On the demand side, macro uncertainty and high food inflation in key importers, especially in parts of Africa and South Asia, are weighing on purchasing power. Some markets, like Ghana, are seeing easing inflation on staples including rice year‑on‑year, but others continue to face double‑digit food inflation. The net effect is a cautious buying stance: tenders are smaller, shipment windows are shorter, and buyers are more price‑sensitive.
🌦️ Weather Snapshot (Key Growing Regions)
- Vietnam (Mekong Delta): Short‑term weather is mostly seasonally warm with scattered showers. No immediate threat to the tail end of the winter–spring harvest is evident, but above‑normal temperatures raise concerns about water management and yields for the upcoming summer–autumn crop if heat and irrigation stress persist.
- Thailand: Central and northeastern rice belts are entering the pre‑planting period for main‑season paddy. Forecasts show typical early‑wet‑season patterns, with localized showers but no major flooding or drought signals in the very near term.
- India: The main kharif planting window is still several months away. Near‑term weather is of limited relevance for production, but any early signals on monsoon onset and distribution will quickly feed into market expectations later in Q2.
📆 Short-Term Outlook
The balance of forces points to a range‑bound market with a mild upward tilt. Bullish drivers include rising fuel and freight costs, tightening supplies in Vietnam, and currency‑related price adjustments in Thailand. Bearish or moderating influences are weak import demand from Africa and the Middle East, importer caution amid economic uncertainty, and adequate near‑term availability from India and, to a degree, Thailand.
India is likely to maintain relatively stable export prices unless demand meaningfully revives or freight costs spike further. Vietnam and Thailand should retain a firm tone as long as domestic supplies remain tight and cost pressures persist. Bangladesh’s domestic market is expected to stay structurally expensive, even if international benchmarks soften slightly, reflecting internal inflation and distribution challenges rather than global price direction.
🎯 Trading Outlook & Strategy Pointers
- Importers in Africa & Middle East: With Indian prices stable but freight and FX volatile, consider staggered coverage rather than large spot purchases. Use India for value and Vietnam/Thailand only where specific quality or timing is needed.
- Asian buyers (Philippines, East Asia): Given firm Vietnamese and Thai quotes, look to opportunistic dips for top‑up purchases, but avoid deep destocking; any weather or freight shock could tighten availability quickly.
- Exporters in India: Focus on niche grades and flexible shipment options to stay competitive while buyers remain price‑sensitive. Hedging exposure to fuel and freight where possible can protect thin margins.

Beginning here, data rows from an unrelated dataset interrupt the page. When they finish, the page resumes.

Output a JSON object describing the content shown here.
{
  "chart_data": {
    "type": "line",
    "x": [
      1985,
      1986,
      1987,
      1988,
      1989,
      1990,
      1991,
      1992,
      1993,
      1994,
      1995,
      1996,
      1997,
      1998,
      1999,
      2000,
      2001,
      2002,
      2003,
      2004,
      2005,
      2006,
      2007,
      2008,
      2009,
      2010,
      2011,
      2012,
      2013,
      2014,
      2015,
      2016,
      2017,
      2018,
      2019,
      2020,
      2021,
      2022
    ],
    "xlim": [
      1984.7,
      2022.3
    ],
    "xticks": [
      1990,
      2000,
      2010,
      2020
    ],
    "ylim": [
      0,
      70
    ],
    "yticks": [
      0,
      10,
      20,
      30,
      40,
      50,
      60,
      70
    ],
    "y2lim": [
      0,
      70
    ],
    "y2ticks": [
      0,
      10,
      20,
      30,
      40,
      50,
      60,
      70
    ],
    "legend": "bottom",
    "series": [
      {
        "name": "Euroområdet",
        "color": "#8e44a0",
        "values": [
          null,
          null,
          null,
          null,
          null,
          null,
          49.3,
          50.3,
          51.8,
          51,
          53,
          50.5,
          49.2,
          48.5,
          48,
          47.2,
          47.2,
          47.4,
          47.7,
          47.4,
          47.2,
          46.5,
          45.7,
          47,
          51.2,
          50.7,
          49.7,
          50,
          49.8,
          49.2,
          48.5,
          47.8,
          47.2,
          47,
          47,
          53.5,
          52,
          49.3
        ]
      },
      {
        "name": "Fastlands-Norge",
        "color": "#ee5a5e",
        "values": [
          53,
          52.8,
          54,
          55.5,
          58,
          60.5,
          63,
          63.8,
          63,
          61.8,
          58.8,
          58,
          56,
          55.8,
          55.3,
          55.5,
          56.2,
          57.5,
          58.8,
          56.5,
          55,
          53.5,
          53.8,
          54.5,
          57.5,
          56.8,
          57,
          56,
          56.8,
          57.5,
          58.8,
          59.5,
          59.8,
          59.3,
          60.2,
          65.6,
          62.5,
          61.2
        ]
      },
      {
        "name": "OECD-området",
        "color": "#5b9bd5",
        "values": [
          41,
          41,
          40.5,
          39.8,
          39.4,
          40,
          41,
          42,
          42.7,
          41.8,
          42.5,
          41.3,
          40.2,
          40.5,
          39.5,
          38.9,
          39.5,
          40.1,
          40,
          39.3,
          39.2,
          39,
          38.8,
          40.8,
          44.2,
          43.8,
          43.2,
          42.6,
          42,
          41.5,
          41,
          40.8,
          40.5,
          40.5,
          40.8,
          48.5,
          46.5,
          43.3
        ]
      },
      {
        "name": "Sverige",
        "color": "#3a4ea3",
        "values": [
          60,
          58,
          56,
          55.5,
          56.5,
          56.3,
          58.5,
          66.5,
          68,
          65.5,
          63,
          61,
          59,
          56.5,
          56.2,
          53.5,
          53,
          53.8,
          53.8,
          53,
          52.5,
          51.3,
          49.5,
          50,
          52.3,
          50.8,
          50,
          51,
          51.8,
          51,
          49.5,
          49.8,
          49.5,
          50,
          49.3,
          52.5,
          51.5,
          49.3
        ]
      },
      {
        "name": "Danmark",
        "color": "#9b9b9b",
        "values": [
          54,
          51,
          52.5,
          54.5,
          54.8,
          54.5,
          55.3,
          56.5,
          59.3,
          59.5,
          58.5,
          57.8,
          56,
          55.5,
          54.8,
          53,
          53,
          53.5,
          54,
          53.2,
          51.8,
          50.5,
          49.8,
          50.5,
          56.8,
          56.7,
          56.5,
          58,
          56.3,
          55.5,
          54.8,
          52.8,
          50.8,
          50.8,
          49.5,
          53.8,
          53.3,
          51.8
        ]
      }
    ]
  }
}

- Exporters in Vietnam & Thailand: Current momentum supports a measuredly bullish bias, but avoid overcommitting forward volumes before harvest and freight conditions are clearer.
📍 3‑Day Directional View (EUR-based, FOB)
- India – Non‑Basmati 5% / PR grades (FOB New Delhi): Stable to slightly softer in EUR terms, as local USD prices hold and the euro remains relatively firm.
- Vietnam – 5% Long White (FOB Hanoi): Slight upward bias; tight physical supply and cost pass‑through likely to keep offers firm over the next few days.
- Thailand – 5% White (FOB Bangkok): Mildly firm; currency strength and selective demand support prices, though new crop arrivals cap the upside.